Este ejemplo muestra, entre otras cosas, la impreparación del estado para resolver eficientemente este tipo de casos, cuando no surge un acuerdo privado previo entre las partes y se tiene que acudir a los distintos estamentos del estado en busca de una resolución del conflicto. La tomada por el juez parece ser la correcta y afortunada, si bien la parte perdidosa no cesó de inmediato su daño a terceros, con lo cual se habría resuelto definitivamente el litigio y, por ende, el problema. El caso es muy interesante, pues es muy posible que a futuro surjan más y más problemas de esta índole, que ojalá pudieran ser resueltos mediante acuerdos privados, que incluso hasta resultarían ser menos onerosos para las partes. Pero, de no ser así, la función del estado es resolver el conflicto entre las partes de manera pronta y eficiente, pero, al menos en las instancias gubernamentales, tanto local como nacional, eso no parece haber sido así. Nunca debemos olvidar que la acción del gobierno tiene costos, que deben formar parte del acuerdo que permita resolver situaciones de externalidades. En sencillo, tal como se dice que hay “fracasos del mercado”, también hay “fracasos del estado”. Ello porque se cree que la intervención no tiene costo alguno.
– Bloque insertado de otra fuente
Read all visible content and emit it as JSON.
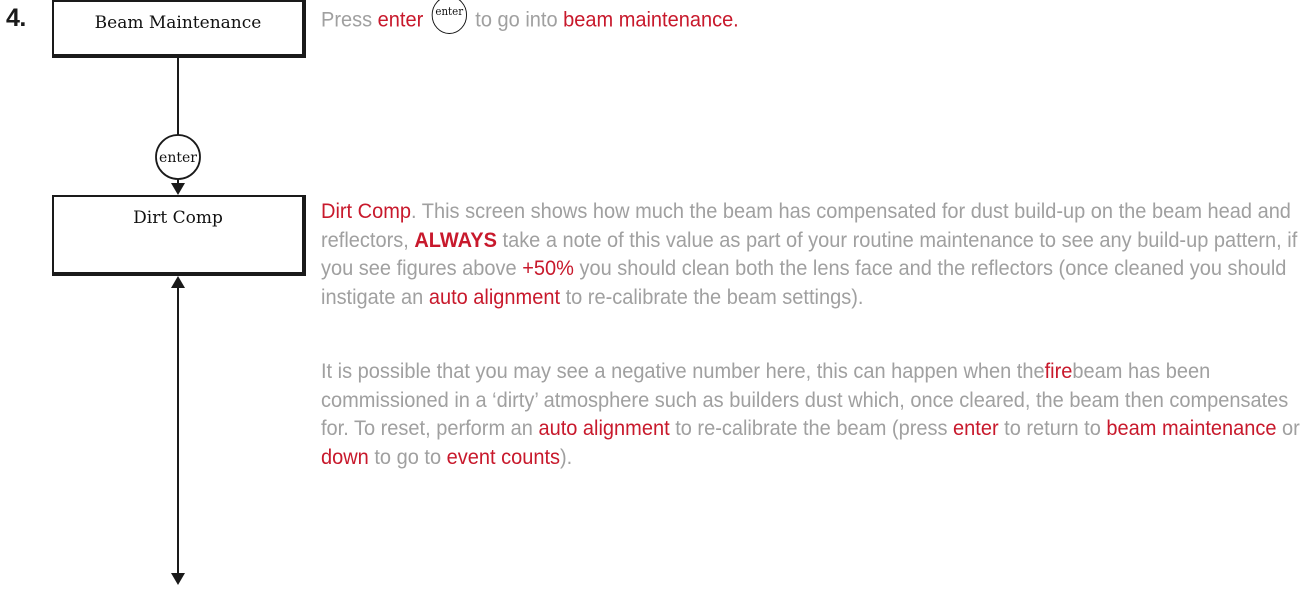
{
  "step": {
    "number": "4."
  },
  "menu": {
    "beam_maintenance": "Beam Maintenance",
    "dirt_comp": "Dirt Comp",
    "enter_key": "enter"
  },
  "intro": {
    "press": "Press ",
    "enter": "enter",
    "key_label": "enter",
    "to_go_into": " to go into ",
    "beam_maintenance": "beam maintenance."
  },
  "dirt_paragraph": {
    "title": "Dirt Comp",
    "t1": ". This screen shows how much the beam has compensated for dust build-up on the beam head and reflectors, ",
    "always": "ALWAYS",
    "t2": " take a note of this value as part of your routine maintenance to see any build-up pattern, if you see figures above ",
    "threshold": "+50%",
    "t3": " you should clean both the lens face and the reflectors (once cleaned you should instigate an ",
    "auto_alignment": "auto alignment",
    "t4": " to re-calibrate the beam  settings)."
  },
  "negative_paragraph": {
    "t1": "It is possible that you may see a negative number here, this can happen when the",
    "fire": "fire",
    "t2": "beam has been commissioned in a ‘dirty’ atmosphere such as builders dust which, once cleared, the beam then compensates for. To reset, perform an ",
    "auto_alignment": "auto alignment",
    "t3": " to re-calibrate the beam (press ",
    "enter": "enter",
    "t4": " to return to ",
    "beam_maintenance": "beam maintenance",
    "t5": " or ",
    "down": "down",
    "t6": " to go to ",
    "event_counts": "event counts",
    "t7": ")."
  },
  "colors": {
    "accent_red": "#c8192c",
    "body_grey": "#a0a0a0",
    "line_black": "#1a1a1a"
  }
}
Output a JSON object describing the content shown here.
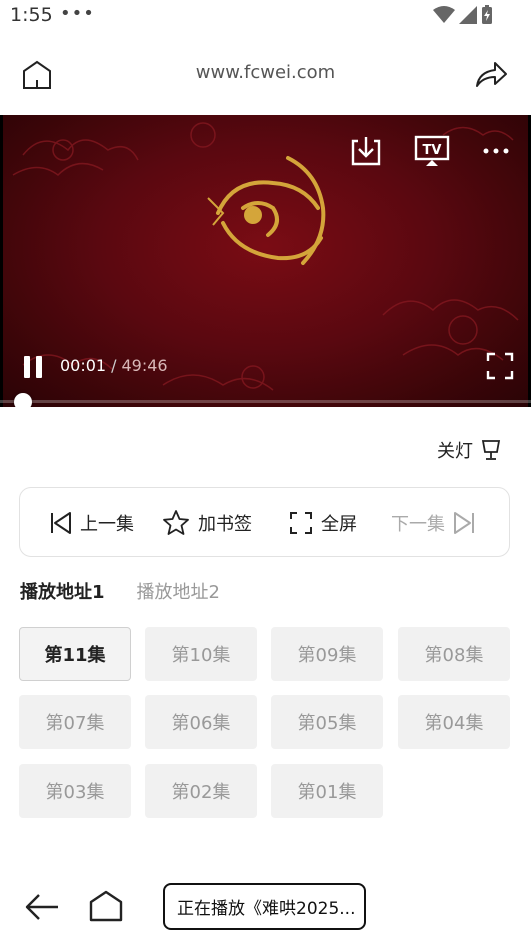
{
  "status": {
    "time": "1:55",
    "dots": "•••"
  },
  "browser": {
    "url": "www.fcwei.com"
  },
  "player": {
    "current_time": "00:01",
    "separator": "/",
    "total_time": "49:46",
    "progress": 0.0003,
    "tv_label": "TV"
  },
  "light_toggle": {
    "label": "关灯"
  },
  "controls": {
    "prev": "上一集",
    "bookmark": "加书签",
    "fullscreen": "全屏",
    "next": "下一集"
  },
  "sources": [
    {
      "label": "播放地址1",
      "active": true
    },
    {
      "label": "播放地址2",
      "active": false
    }
  ],
  "episodes": [
    {
      "label": "第11集",
      "active": true
    },
    {
      "label": "第10集",
      "active": false
    },
    {
      "label": "第09集",
      "active": false
    },
    {
      "label": "第08集",
      "active": false
    },
    {
      "label": "第07集",
      "active": false
    },
    {
      "label": "第06集",
      "active": false
    },
    {
      "label": "第05集",
      "active": false
    },
    {
      "label": "第04集",
      "active": false
    },
    {
      "label": "第03集",
      "active": false
    },
    {
      "label": "第02集",
      "active": false
    },
    {
      "label": "第01集",
      "active": false
    }
  ],
  "nav": {
    "now_playing": "正在播放《难哄2025..."
  },
  "colors": {
    "player_bg": "#5a0810",
    "gold": "#d4a53a"
  }
}
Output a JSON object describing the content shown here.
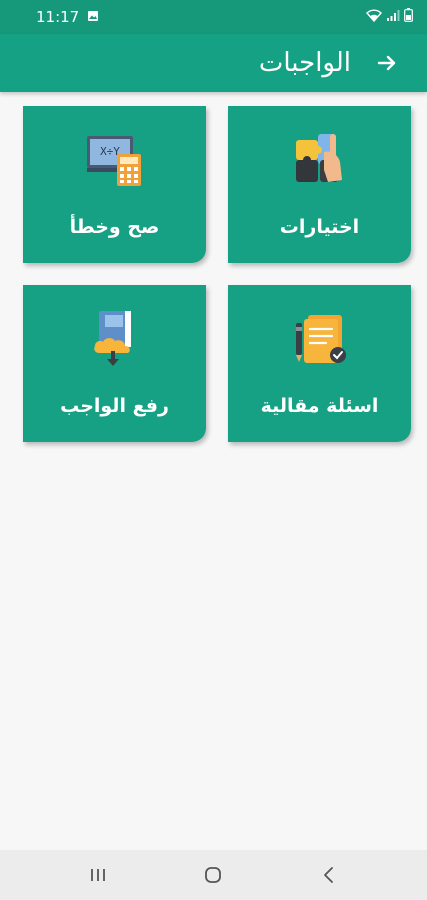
{
  "status_bar": {
    "time": "11:17",
    "icons": [
      "image-icon",
      "wifi-icon",
      "signal-icon",
      "battery-icon"
    ]
  },
  "app_bar": {
    "title": "الواجبات",
    "back_icon": "arrow-right-icon"
  },
  "cards": [
    {
      "label": "اختيارات",
      "icon": "puzzle-hand-icon"
    },
    {
      "label": "صح وخطأ",
      "icon": "calculator-board-icon"
    },
    {
      "label": "اسئلة مقالية",
      "icon": "document-pen-icon"
    },
    {
      "label": "رفع الواجب",
      "icon": "book-upload-icon"
    }
  ],
  "nav_bar": {
    "buttons": [
      "recents-icon",
      "home-icon",
      "back-icon"
    ]
  },
  "colors": {
    "primary": "#15a184",
    "status_bar": "#15997a",
    "card": "#16a185",
    "background": "#f7f7f7"
  }
}
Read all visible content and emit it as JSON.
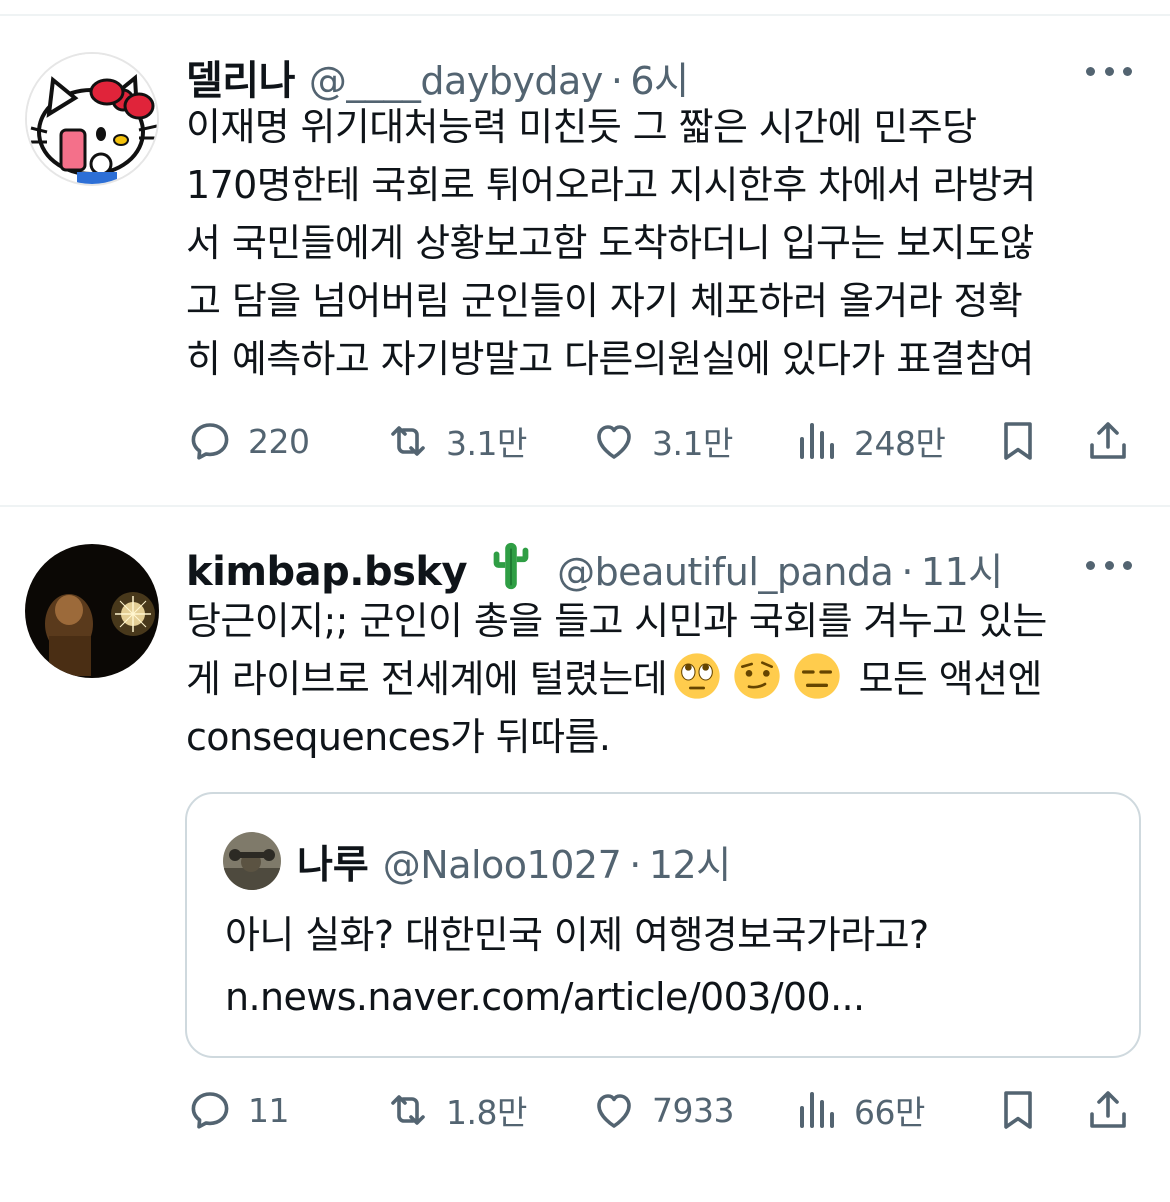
{
  "tweets": [
    {
      "author": {
        "name": "델리나",
        "handle": "@____daybyday",
        "time": "6시"
      },
      "text": "이재명 위기대처능력 미친듯 그 짧은 시간에 민주당\n170명한테 국회로 튀어오라고 지시한후 차에서 라방켜\n서 국민들에게 상황보고함 도착하더니 입구는 보지도않\n고 담을 넘어버림 군인들이 자기 체포하러 올거라 정확\n히 예측하고 자기방말고 다른의원실에 있다가 표결참여",
      "stats": {
        "replies": "220",
        "retweets": "3.1만",
        "likes": "3.1만",
        "views": "248만"
      }
    },
    {
      "author": {
        "name": "kimbap.bsky",
        "emoji": "🌵",
        "handle": "@beautiful_panda",
        "time": "11시"
      },
      "text_line1": "당근이지;; 군인이 총을 들고 시민과 국회를 겨누고 있는",
      "text_line2_start": "게 라이브로 전세계에 털렸는데",
      "emojis": [
        "🙄",
        "🤨",
        "😑"
      ],
      "text_line2_end": " 모든 액션엔",
      "text_line3": "consequences가 뒤따름.",
      "quote": {
        "name": "나루",
        "handle": "@Naloo1027",
        "time": "12시",
        "text": "아니 실화? 대한민국 이제 여행경보국가라고?\nn.news.naver.com/article/003/00..."
      },
      "stats": {
        "replies": "11",
        "retweets": "1.8만",
        "likes": "7933",
        "views": "66만"
      }
    }
  ],
  "separator_dot": "·",
  "colors": {
    "secondary": "#536471",
    "border": "#cfd9de",
    "divider": "#eff3f4",
    "cactus": "#2f9e44"
  },
  "icons": [
    "reply-icon",
    "retweet-icon",
    "like-icon",
    "views-icon",
    "bookmark-icon",
    "share-icon",
    "more-icon"
  ]
}
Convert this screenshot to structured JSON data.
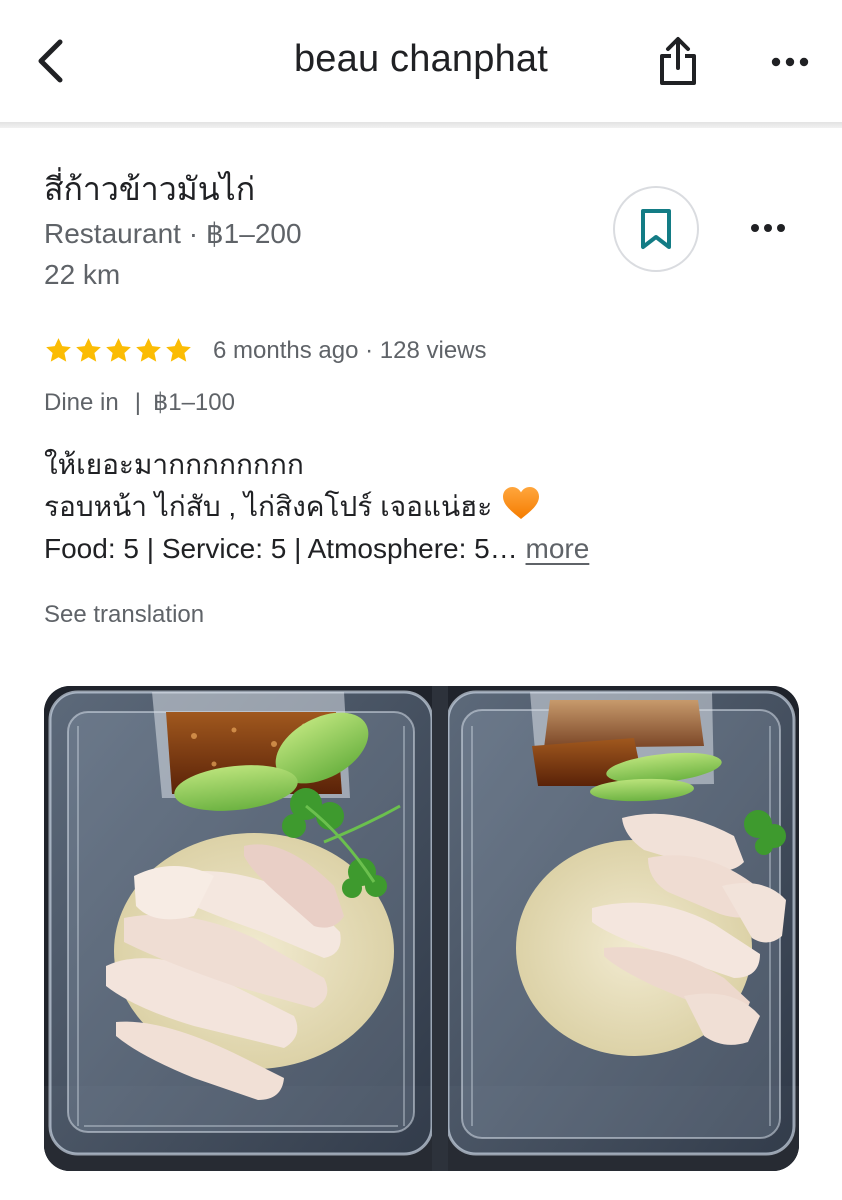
{
  "header": {
    "title": "beau chanphat",
    "back_icon": "chevron-left-icon",
    "share_icon": "share-icon",
    "more_icon": "more-horizontal-icon"
  },
  "place": {
    "name": "สี่ก้าวข้าวมันไก่",
    "category": "Restaurant",
    "price_range": "฿1–200",
    "distance": "22 km",
    "save_icon": "bookmark-icon",
    "accent_color": "#137c85"
  },
  "review": {
    "rating": 5,
    "rating_max": 5,
    "star_color": "#fbbc04",
    "time_ago": "6 months ago",
    "views": "128 views",
    "service_type": "Dine in",
    "price_paid": "฿1–100",
    "text_line1": "ให้เยอะมากกกกกกกก",
    "text_line2": "รอบหน้า ไก่สับ , ไก่สิงคโปร์ เจอแน่ฮะ",
    "emoji": "orange-heart",
    "food_label": "Food",
    "food_score": "5",
    "service_label": "Service",
    "service_score": "5",
    "atmosphere_label": "Atmosphere",
    "atmosphere_score": "5…",
    "more_label": "more",
    "see_translation": "See translation"
  },
  "photo": {
    "subject": "two plastic takeaway boxes of Hainanese chicken rice with sauce, cucumber and coriander"
  }
}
Puede ser apropiado el consejo de un estudioso de estos asunto, Tyler Cowen, quien señala que “las imperfecciones de las soluciones de mercado a problemas de bienes públicos deben ser sopesadas contra las imperfecciones de la soluciones de un gobierno [se refiere a que las externalidades es uno de los argumentos usados para que el gobierno se involucre en la provisión de bienes llamados públicos en que es difícil excluir de su disfrute a individuos que no pagan por él, como sería el caso de, por ejemplo, un faro en la costa en donde se pague o no por los barcos, se disfruta del servicio, por lo cual algunos han argüido como necesaria la provisión pública de faros]. Los gobiernos descansan en burocracias y tienen pocos incentivos para servir a los consumidores. Por lo tanto, producen ineficientemente. Es más, los políticos pueden suplir los bienes “públicos” de forma tal que sirva a sus propios intereses, en vez de los intereses del público; hay legiones de ejemplos de desperdicio en el gasto gubernamental y de proyectos gubernamentales que tienen adicionados una serie de fondos para otros proyectos que no tienen nada que ver con el proyecto original [pork-barrel projects en inglés]. Los gobiernos a menudo crean un problema de consumidores forzados al obligar a la gente a brindar apoyo a proyectos que no desean. Las soluciones privadas para los problemas de los bienes públicos, cuando sean posibles, usualmente son más eficientes que las soluciones gubernamentales.” Tyler Cowen, “Public Goods and Externalities” en David R, Henderson, editor, The Concise Encyclopedia of Economics, Library of Economics and Liberty, Liberty Fund.